National WIC Association

Weekly WIC Policy Update

June 11, 2018

Appropriations Process Moves Forward
The House and Senate appropriations committees are moving forward with consideration of appropriations bills. Last week, the House took up its first “minibus” package of three appropriations bills on the floor, which passed, despite objections of Democratic leadership, who have raised concerns about the uneven distribution of resources across bills. The bill was originally anticipated to include agriculture alongside energy and water, but instead includes the military construction and VA, energy and water, and legislative branch bills. It is unclear what the next package of bills will include, and when it might be taken up, though both leadership in chambers have expressed interest in advancing the appropriations process rapidly this summer, to hopefully avoid the need for continuing resolutions and shutdown battles during election season. You can read NWA’s analyses of the House and Senate agriculture appropriations bills, both of which have passed out of committee.

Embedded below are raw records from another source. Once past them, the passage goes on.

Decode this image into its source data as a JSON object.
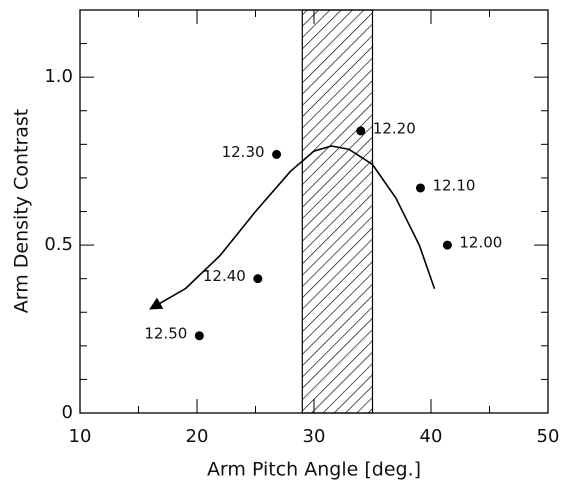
{
  "chart_data": {
    "type": "scatter",
    "xlabel": "Arm Pitch Angle   [deg.]",
    "ylabel": "Arm Density Contrast",
    "xlim": [
      10,
      50
    ],
    "ylim": [
      0,
      1.2
    ],
    "xticks": [
      10,
      20,
      30,
      40,
      50
    ],
    "yticks": [
      0,
      0.5,
      {
        "value": 1,
        "label": "1.0"
      }
    ],
    "xminorticks": [
      15,
      25,
      35,
      45
    ],
    "yminorticks": [
      0.1,
      0.2,
      0.3,
      0.4,
      0.6,
      0.7,
      0.8,
      0.9,
      1.1
    ],
    "color": "#000000",
    "band": {
      "x": [
        29,
        35
      ],
      "hatch": true
    },
    "series": [
      {
        "type": "scatter",
        "x": [
          20.2,
          25.2,
          26.8,
          34.0,
          39.1,
          41.4
        ],
        "values": [
          0.23,
          0.4,
          0.77,
          0.84,
          0.67,
          0.5
        ],
        "point_labels": [
          "12.50",
          "12.40",
          "12.30",
          "12.20",
          "12.10",
          "12.00"
        ]
      },
      {
        "type": "line",
        "arrow": true,
        "x": [
          40.3,
          39,
          37,
          35,
          33,
          31.5,
          30,
          28,
          25,
          22,
          19,
          16
        ],
        "values": [
          0.37,
          0.5,
          0.64,
          0.74,
          0.785,
          0.795,
          0.78,
          0.72,
          0.6,
          0.47,
          0.37,
          0.31
        ]
      }
    ]
  }
}
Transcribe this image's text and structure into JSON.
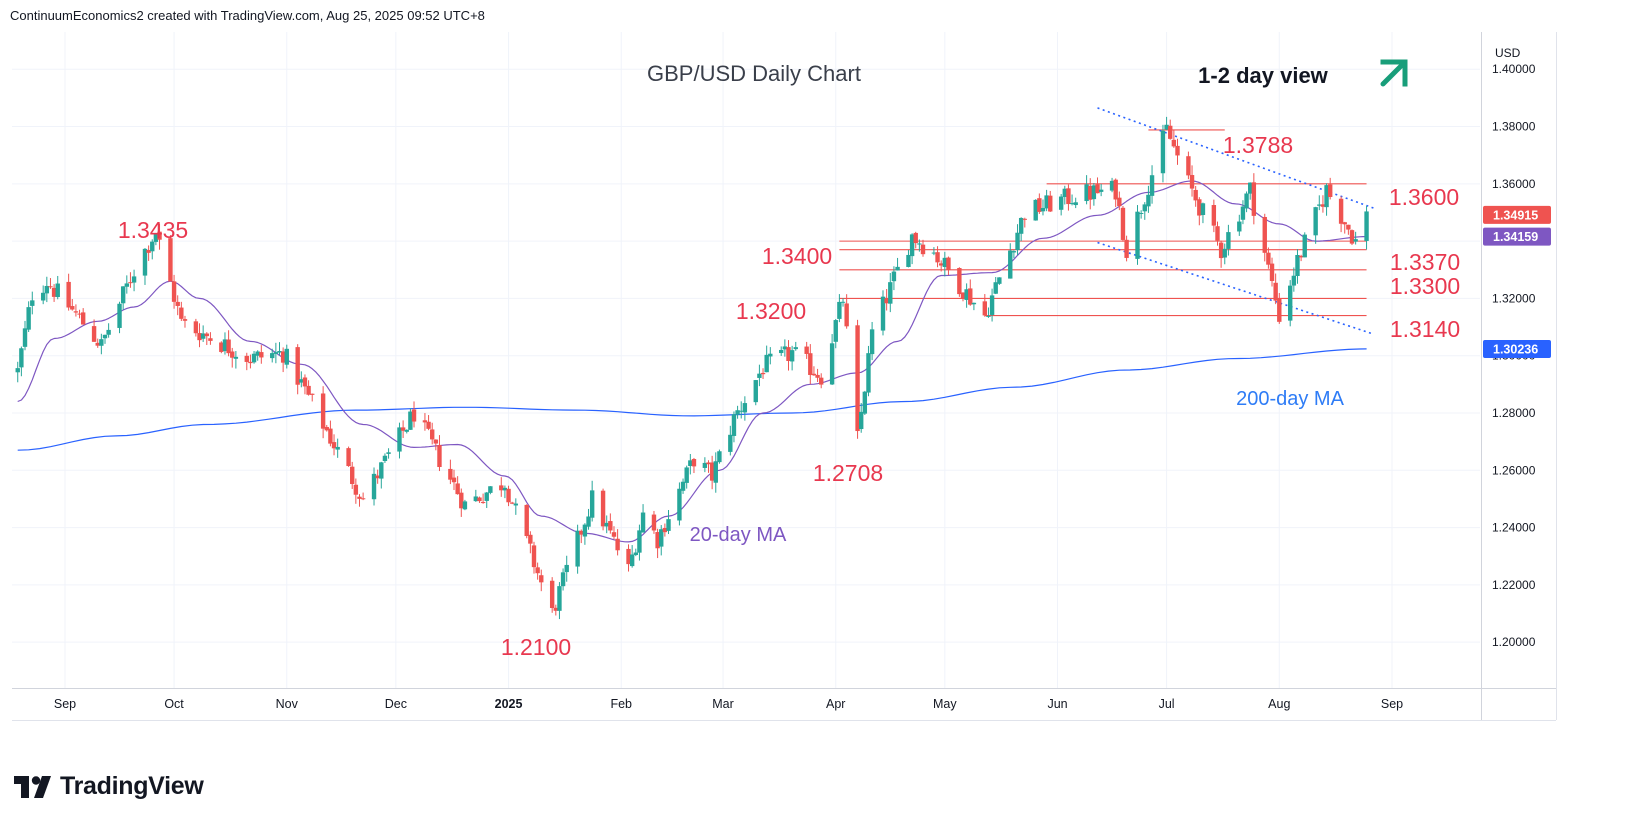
{
  "header": {
    "attribution": "ContinuumEconomics2 created with TradingView.com, Aug 25, 2025 09:52 UTC+8"
  },
  "branding": {
    "name": "TradingView"
  },
  "colors": {
    "up": "#26a69a",
    "down": "#ef5350",
    "ma20": "#7e57c2",
    "ma200": "#2962ff",
    "level": "#ef5350",
    "label": "#e8384f",
    "arrow": "#189e7a"
  },
  "chart_data": {
    "type": "candlestick",
    "title": "GBP/USD Daily Chart",
    "view": "1-2 day view",
    "currency": "USD",
    "ylim": [
      1.184,
      1.413
    ],
    "y_ticks": [
      "1.40000",
      "1.38000",
      "1.36000",
      "1.34000",
      "1.32000",
      "1.30000",
      "1.28000",
      "1.26000",
      "1.24000",
      "1.22000",
      "1.20000"
    ],
    "x_ticks": [
      "Sep",
      "Oct",
      "Nov",
      "Dec",
      "2025",
      "Feb",
      "Mar",
      "Apr",
      "May",
      "Jun",
      "Jul",
      "Aug",
      "Sep"
    ],
    "price_badges": [
      {
        "label": "1.34915",
        "value": 1.34915,
        "color": "#ef5350"
      },
      {
        "label": "1.34159",
        "value": 1.34159,
        "color": "#7e57c2"
      },
      {
        "label": "1.30236",
        "value": 1.30236,
        "color": "#2962ff"
      }
    ],
    "levels": [
      {
        "value": 1.3788,
        "label": "1.3788",
        "from": "2025-06-26",
        "to": "2025-07-17"
      },
      {
        "value": 1.36,
        "label": "1.3600",
        "from": "2025-05-29",
        "to": "2025-08-25"
      },
      {
        "value": 1.34,
        "label": "1.3400",
        "from": "2025-04-02",
        "to": "2025-08-25"
      },
      {
        "value": 1.337,
        "label": "1.3370",
        "from": "2025-04-02",
        "to": "2025-08-25"
      },
      {
        "value": 1.33,
        "label": "1.3300",
        "from": "2025-04-02",
        "to": "2025-08-25"
      },
      {
        "value": 1.32,
        "label": "1.3200",
        "from": "2025-04-02",
        "to": "2025-08-25"
      },
      {
        "value": 1.314,
        "label": "1.3140",
        "from": "2025-05-12",
        "to": "2025-08-25"
      }
    ],
    "annotations": [
      {
        "text": "1.3435",
        "date": "2024-09-26",
        "value": 1.3435
      },
      {
        "text": "1.2100",
        "date": "2025-01-13",
        "value": 1.21
      },
      {
        "text": "1.2708",
        "date": "2025-04-07",
        "value": 1.2708
      },
      {
        "text": "20-day MA",
        "series": "20-day MA"
      },
      {
        "text": "200-day MA",
        "series": "200-day MA"
      }
    ],
    "trendlines": [
      {
        "points": [
          [
            "2025-06-12",
            1.3865
          ],
          [
            "2025-08-27",
            1.3515
          ]
        ]
      },
      {
        "points": [
          [
            "2025-06-12",
            1.3395
          ],
          [
            "2025-08-27",
            1.3075
          ]
        ]
      }
    ],
    "anchors": [
      [
        "2024-08-19",
        1.2945
      ],
      [
        "2024-08-23",
        1.3215
      ],
      [
        "2024-08-27",
        1.326
      ],
      [
        "2024-09-06",
        1.3115
      ],
      [
        "2024-09-11",
        1.3035
      ],
      [
        "2024-09-20",
        1.33
      ],
      [
        "2024-09-26",
        1.3435
      ],
      [
        "2024-10-03",
        1.3115
      ],
      [
        "2024-10-10",
        1.307
      ],
      [
        "2024-10-22",
        1.299
      ],
      [
        "2024-10-31",
        1.301
      ],
      [
        "2024-11-06",
        1.288
      ],
      [
        "2024-11-22",
        1.25
      ],
      [
        "2024-12-06",
        1.28
      ],
      [
        "2024-12-20",
        1.248
      ],
      [
        "2024-12-31",
        1.256
      ],
      [
        "2025-01-13",
        1.21
      ],
      [
        "2025-01-24",
        1.25
      ],
      [
        "2025-02-03",
        1.225
      ],
      [
        "2025-02-07",
        1.245
      ],
      [
        "2025-02-11",
        1.236
      ],
      [
        "2025-02-21",
        1.264
      ],
      [
        "2025-02-26",
        1.258
      ],
      [
        "2025-03-04",
        1.278
      ],
      [
        "2025-03-12",
        1.296
      ],
      [
        "2025-03-20",
        1.301
      ],
      [
        "2025-03-28",
        1.293
      ],
      [
        "2025-04-03",
        1.32
      ],
      [
        "2025-04-07",
        1.2708
      ],
      [
        "2025-04-11",
        1.308
      ],
      [
        "2025-04-22",
        1.342
      ],
      [
        "2025-04-28",
        1.336
      ],
      [
        "2025-05-12",
        1.314
      ],
      [
        "2025-05-23",
        1.35
      ],
      [
        "2025-06-06",
        1.356
      ],
      [
        "2025-06-17",
        1.358
      ],
      [
        "2025-06-20",
        1.337
      ],
      [
        "2025-07-01",
        1.3788
      ],
      [
        "2025-07-07",
        1.36
      ],
      [
        "2025-07-16",
        1.337
      ],
      [
        "2025-07-24",
        1.358
      ],
      [
        "2025-08-01",
        1.314
      ],
      [
        "2025-08-06",
        1.333
      ],
      [
        "2025-08-14",
        1.358
      ],
      [
        "2025-08-22",
        1.34
      ],
      [
        "2025-08-25",
        1.3491
      ]
    ],
    "ma20": [
      [
        "2024-08-19",
        1.284
      ],
      [
        "2024-08-29",
        1.306
      ],
      [
        "2024-09-10",
        1.312
      ],
      [
        "2024-09-20",
        1.317
      ],
      [
        "2024-09-30",
        1.326
      ],
      [
        "2024-10-08",
        1.32
      ],
      [
        "2024-10-22",
        1.305
      ],
      [
        "2024-11-05",
        1.297
      ],
      [
        "2024-11-22",
        1.276
      ],
      [
        "2024-12-06",
        1.268
      ],
      [
        "2024-12-18",
        1.269
      ],
      [
        "2024-12-31",
        1.258
      ],
      [
        "2025-01-10",
        1.244
      ],
      [
        "2025-01-22",
        1.238
      ],
      [
        "2025-02-03",
        1.235
      ],
      [
        "2025-02-14",
        1.244
      ],
      [
        "2025-02-28",
        1.26
      ],
      [
        "2025-03-12",
        1.28
      ],
      [
        "2025-03-25",
        1.29
      ],
      [
        "2025-04-07",
        1.294
      ],
      [
        "2025-04-18",
        1.305
      ],
      [
        "2025-04-30",
        1.328
      ],
      [
        "2025-05-14",
        1.329
      ],
      [
        "2025-05-28",
        1.341
      ],
      [
        "2025-06-12",
        1.349
      ],
      [
        "2025-06-26",
        1.357
      ],
      [
        "2025-07-08",
        1.361
      ],
      [
        "2025-07-20",
        1.353
      ],
      [
        "2025-08-01",
        1.346
      ],
      [
        "2025-08-11",
        1.34
      ],
      [
        "2025-08-25",
        1.34159
      ]
    ],
    "ma200": [
      [
        "2024-08-19",
        1.267
      ],
      [
        "2024-09-15",
        1.272
      ],
      [
        "2024-10-10",
        1.276
      ],
      [
        "2024-11-20",
        1.281
      ],
      [
        "2024-12-20",
        1.282
      ],
      [
        "2025-01-20",
        1.281
      ],
      [
        "2025-02-20",
        1.279
      ],
      [
        "2025-03-20",
        1.28
      ],
      [
        "2025-04-20",
        1.284
      ],
      [
        "2025-05-20",
        1.289
      ],
      [
        "2025-06-20",
        1.295
      ],
      [
        "2025-07-20",
        1.299
      ],
      [
        "2025-08-25",
        1.30236
      ]
    ]
  }
}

Senate Releases Bipartisan Farm Bill
Last Friday, the Senate Agriculture Committee released the text of its proposed Farm Bill. The Senate’s bill is the result of bipartisan negotiations led by Chairman Pat Roberts (R-KS) and Ranking Member Debbie Stabenow (D-MI), and it is expected to garner support from both parties. The Senate’s bill avoids the controversial and partisan provisions of the House farm bill. You can learn more about the Senate’s proposals in the Agriculture Committee’s section-by-section summaries (with any SNAP-related provisions being covered in Title IV – Nutrition).

NWA supports the Senate’s bipartisan work in negotiating this compromise legislation, rejecting the harmful SNAP proposals advanced in the House. The bill does not address WIC or other child nutrition programs, as those programs are authorized through the Child Nutrition Reauthorization (CNR) legislation, instead of the Farm Bill.

The Senate’s bill and any potential amendments will be considered by the Agriculture Committee this Wednesday morning, June 13. Majority Leader Mitch McConnell (R-KY) indicated his intention to bring the bill to the Senate floor shortly after the committee approves it, perhaps as early as the week of June 18.

House Passes Rescission Package in Attempt to Undo $14.7 Billion in Approved Spending
Last Thursday, the House passed a partisan measure to rescind nearly $15 billion in funds that had previously been authorized under February’s Bipartisan Budget Act. The vote was 210-206, with no Democrats supporting the rescissions and 19 Republicans voting against it. The proposed rescissions were developed by the White House, which flagged nearly half of the cuts (approximately $7 billion) from accounts linked to the Children’s Health Insurance Program (CHIP).

The White House’s efforts to claw back previously authorized spending could exacerbate tensions on Capitol Hill and undermine future budget and appropriations negotiations. For that reason, it is unclear whether the rescissions will find support among Senate Republicans.

Congress Sends Letters About Child Separation at the Border
Last week, Senators Wyden (D-OR) and Murray (D-WA) led a letter from 30 Democratic Senators calling for an end to the practice of separating children and caregivers at the U.S.-Mexico border. The letter came after reports of the administration losing track of nearly 1,500 children at the border, and other reporting from the New York Times on the practice of child separation and its impact.

In May, the American Academy of Pediatrics released a statement denouncing the practice of child separation at the border. “Separating children from their parents contradicts everything we stand for as pediatricians – protecting and promoting children’s health. In fact, highly stressful experiences, like family separation, can cause irreparable harm, disrupting a child's brain architecture and affecting his or her short- and long-term health. This type of prolonged exposure to serious stress - known as toxic stress - can carry lifelong consequences for children,” states AAP President Colleen Kraft, MD.